Madame Garnier. M. de Londre. Madame Frémont.


Après avoir jeté un coup-d’œil général sur les monumens et sur les pierres sépulcrales, je m’arrêtai devant le tombeau qui avoit d’abord frappé mes regards en entrant. Ce tombeau qui est isolé, présente quatre faces dont les plus grandes regardent le Levant et le Couchant. Il renferme la dépouille de madame Garnier, décédée en 1806, âgée de trente-quatre ans. L’inscription latine, fort bien faite, qui est gravée sur le côté de l’ouest, m’apprend que cette jeune épouse étoit ornée de toutes les vertus qui rendent une femme recommandable devant Dieu et devant les hommes.

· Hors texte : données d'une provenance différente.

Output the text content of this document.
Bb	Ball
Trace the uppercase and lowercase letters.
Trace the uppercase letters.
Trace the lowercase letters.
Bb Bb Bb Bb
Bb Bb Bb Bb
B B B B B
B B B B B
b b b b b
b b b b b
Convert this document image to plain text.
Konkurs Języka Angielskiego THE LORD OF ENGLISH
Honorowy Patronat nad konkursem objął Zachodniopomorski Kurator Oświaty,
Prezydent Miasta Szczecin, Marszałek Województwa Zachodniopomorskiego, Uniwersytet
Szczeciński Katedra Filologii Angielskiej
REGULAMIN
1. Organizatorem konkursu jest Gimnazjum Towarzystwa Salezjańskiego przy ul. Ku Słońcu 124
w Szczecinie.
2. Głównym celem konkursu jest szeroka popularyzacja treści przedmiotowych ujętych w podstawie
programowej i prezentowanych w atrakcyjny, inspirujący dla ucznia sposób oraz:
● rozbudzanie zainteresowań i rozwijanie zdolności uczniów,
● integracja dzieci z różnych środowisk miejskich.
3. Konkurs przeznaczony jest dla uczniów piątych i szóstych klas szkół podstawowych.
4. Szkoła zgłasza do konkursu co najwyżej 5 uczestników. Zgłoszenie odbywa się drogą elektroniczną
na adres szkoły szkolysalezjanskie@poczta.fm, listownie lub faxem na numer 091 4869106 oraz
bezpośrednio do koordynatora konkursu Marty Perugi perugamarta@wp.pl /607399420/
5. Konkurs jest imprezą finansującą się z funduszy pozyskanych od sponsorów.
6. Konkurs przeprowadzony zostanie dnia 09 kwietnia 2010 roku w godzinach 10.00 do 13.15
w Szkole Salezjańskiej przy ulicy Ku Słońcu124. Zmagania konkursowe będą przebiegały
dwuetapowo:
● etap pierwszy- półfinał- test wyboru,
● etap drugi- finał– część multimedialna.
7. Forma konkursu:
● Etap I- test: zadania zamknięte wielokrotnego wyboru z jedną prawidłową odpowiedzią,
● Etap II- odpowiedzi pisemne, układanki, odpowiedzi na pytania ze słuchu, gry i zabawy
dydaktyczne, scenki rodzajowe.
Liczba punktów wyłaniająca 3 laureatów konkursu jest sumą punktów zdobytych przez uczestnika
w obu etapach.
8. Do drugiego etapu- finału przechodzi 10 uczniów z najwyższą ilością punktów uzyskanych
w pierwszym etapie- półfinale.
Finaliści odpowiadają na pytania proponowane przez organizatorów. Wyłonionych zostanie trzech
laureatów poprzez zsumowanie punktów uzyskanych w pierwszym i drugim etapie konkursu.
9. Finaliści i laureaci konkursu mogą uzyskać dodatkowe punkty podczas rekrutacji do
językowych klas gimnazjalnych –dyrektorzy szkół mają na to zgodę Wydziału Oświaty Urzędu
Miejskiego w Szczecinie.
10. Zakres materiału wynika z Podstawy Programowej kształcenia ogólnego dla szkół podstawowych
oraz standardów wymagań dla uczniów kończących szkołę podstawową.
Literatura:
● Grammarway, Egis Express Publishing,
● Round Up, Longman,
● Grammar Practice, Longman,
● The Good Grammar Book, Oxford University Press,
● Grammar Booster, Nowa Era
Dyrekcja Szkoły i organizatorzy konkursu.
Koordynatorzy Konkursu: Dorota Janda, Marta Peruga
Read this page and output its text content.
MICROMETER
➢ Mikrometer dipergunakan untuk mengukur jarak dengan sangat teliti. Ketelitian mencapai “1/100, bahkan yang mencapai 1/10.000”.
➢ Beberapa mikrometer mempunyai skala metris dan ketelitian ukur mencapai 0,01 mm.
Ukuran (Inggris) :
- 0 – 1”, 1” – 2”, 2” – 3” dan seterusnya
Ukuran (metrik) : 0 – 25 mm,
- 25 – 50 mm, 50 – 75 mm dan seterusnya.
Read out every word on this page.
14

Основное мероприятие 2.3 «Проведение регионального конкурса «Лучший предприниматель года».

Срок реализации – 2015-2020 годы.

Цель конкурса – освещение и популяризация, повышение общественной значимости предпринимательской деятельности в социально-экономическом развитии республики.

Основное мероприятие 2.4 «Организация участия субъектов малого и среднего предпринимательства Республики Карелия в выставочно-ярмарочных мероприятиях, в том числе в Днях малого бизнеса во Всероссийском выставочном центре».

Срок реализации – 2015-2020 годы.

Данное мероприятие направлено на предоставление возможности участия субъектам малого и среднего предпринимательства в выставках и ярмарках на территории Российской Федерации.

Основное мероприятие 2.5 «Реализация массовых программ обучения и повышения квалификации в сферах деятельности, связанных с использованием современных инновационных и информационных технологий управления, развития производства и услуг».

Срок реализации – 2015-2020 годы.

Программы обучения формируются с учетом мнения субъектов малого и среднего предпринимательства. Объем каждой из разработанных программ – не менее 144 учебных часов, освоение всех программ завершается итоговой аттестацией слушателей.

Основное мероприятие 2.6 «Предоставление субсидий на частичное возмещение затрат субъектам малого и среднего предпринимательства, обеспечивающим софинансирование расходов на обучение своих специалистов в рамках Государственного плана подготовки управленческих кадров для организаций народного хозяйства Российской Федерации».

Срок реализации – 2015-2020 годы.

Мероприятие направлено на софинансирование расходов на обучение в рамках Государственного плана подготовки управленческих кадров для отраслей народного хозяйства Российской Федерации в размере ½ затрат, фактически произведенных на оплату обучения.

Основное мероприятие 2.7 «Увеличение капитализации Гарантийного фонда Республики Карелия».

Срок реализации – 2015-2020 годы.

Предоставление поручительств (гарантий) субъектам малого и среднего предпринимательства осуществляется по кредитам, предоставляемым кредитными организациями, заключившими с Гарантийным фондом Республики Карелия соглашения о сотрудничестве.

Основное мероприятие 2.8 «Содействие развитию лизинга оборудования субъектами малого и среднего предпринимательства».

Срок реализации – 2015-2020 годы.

Sponso, parentibus, proximis,
et pauperibus flebilis.

À droite, et auprès de l’avenue de tilleuls qui conduit à la terrasse de la maison, s’élève un monument surmonté d’une croix noire. Sur ses quatre côtés, revêtus d’un marbre noir, on lit quatre inscriptions en lettres d’or. Il est renfermé dans une enceinte formée par une grosse chaîne attachée aux quatre bornes qui répondent à ses quatre angles.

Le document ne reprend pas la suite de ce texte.